The network covered an area mostly north of the Thames from Hyde Park in the west to Docklands in the east. The system was used as a cleaner and more compact alternative to steam engines, to power workshop machinery, lifts, cranes, theatre machinery, and the backup mechanism of Tower Bridge. It was also used to supply fire hydrants, mostly those inside buildings. The water, pumped straight from the Thames, was heated in winter to prevent freezing.

The pressure was maintained at a nominal 800 psi (about 5.5 MPa, or 54 bar) by five hydraulic power stations, originally driven by coal-fired steam engines. These were at: Falcon Wharf Pumping Station near Blackfriars Bridge (this was the first), Renforth Pump House in Wapping (built 1890), Rotherhithe (opened in 1904), using the defunct Tower Subway to carry pipes under the Thames, City Road Basin on the Regent's Canal in Islington and Grosvenor Road.

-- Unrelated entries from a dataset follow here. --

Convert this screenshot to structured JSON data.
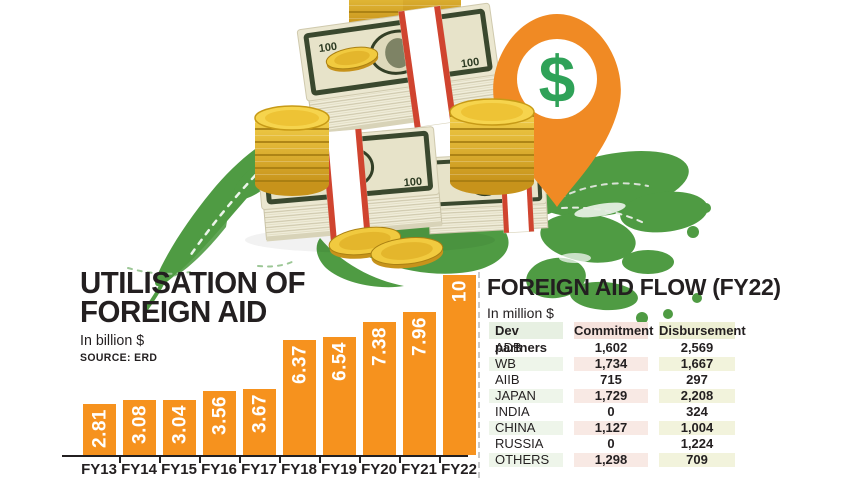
{
  "illustration": {
    "dollar_glyph": "$",
    "map_color": "#4f9b43",
    "pin_color": "#f08a24",
    "dollar_color": "#2fa258",
    "coin_gold": "#e9b427",
    "bill_paper": "#ebe7d0",
    "band_red": "#d0442f"
  },
  "chart_data": [
    {
      "type": "bar",
      "title": "UTILISATION OF FOREIGN AID",
      "title_lines": [
        "UTILISATION OF",
        "FOREIGN AID"
      ],
      "unit_label": "In billion $",
      "source": "SOURCE: ERD",
      "xlabel": "",
      "ylabel": "",
      "ylim": [
        0,
        10
      ],
      "grid": false,
      "legend": false,
      "bar_color": "#f6921e",
      "value_label_color": "#ffffff",
      "categories": [
        "FY13",
        "FY14",
        "FY15",
        "FY16",
        "FY17",
        "FY18",
        "FY19",
        "FY20",
        "FY21",
        "FY22"
      ],
      "values": [
        2.81,
        3.08,
        3.04,
        3.56,
        3.67,
        6.37,
        6.54,
        7.38,
        7.96,
        10
      ],
      "value_labels": [
        "2.81",
        "3.08",
        "3.04",
        "3.56",
        "3.67",
        "6.37",
        "6.54",
        "7.38",
        "7.96",
        "10"
      ]
    },
    {
      "type": "table",
      "title": "FOREIGN AID FLOW (FY22)",
      "unit_label": "In million $",
      "columns": [
        "Dev partners",
        "Commitment",
        "Disbursement"
      ],
      "rows": [
        [
          "ADB",
          "1,602",
          "2,569"
        ],
        [
          "WB",
          "1,734",
          "1,667"
        ],
        [
          "AIIB",
          "715",
          "297"
        ],
        [
          "JAPAN",
          "1,729",
          "2,208"
        ],
        [
          "INDIA",
          "0",
          "324"
        ],
        [
          "CHINA",
          "1,127",
          "1,004"
        ],
        [
          "RUSSIA",
          "0",
          "1,224"
        ],
        [
          "OTHERS",
          "1,298",
          "709"
        ]
      ],
      "header_colors": [
        "#e7f0e2",
        "#f5e2dc",
        "#edefd3"
      ],
      "stripe_colors": [
        "#eef5ea",
        "#f8e9e4",
        "#f2f3dc"
      ]
    }
  ]
}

From about 1904 business began to decline as electric power became more popular. The company began to replace its steam engines with electric motors from 1923. At its peak, the network consisted of 180 miles (about 290 km) of pipes, and the total power output was about 7000 horsepower (5 MW). in 1908 the entire share capital of this company is held by the General Hydraulic Power Co, and the directors of that company form the board of the London Hydraulic Power Co.

The system closed in 1977 and the entire company was bought by Mercury Communications (a subsidiary of Cable and Wireless), who used the pipes as telecommunications ducts. Wapping Hydraulic Power Station, the last of the five to close, is now an arts centre and restaurant.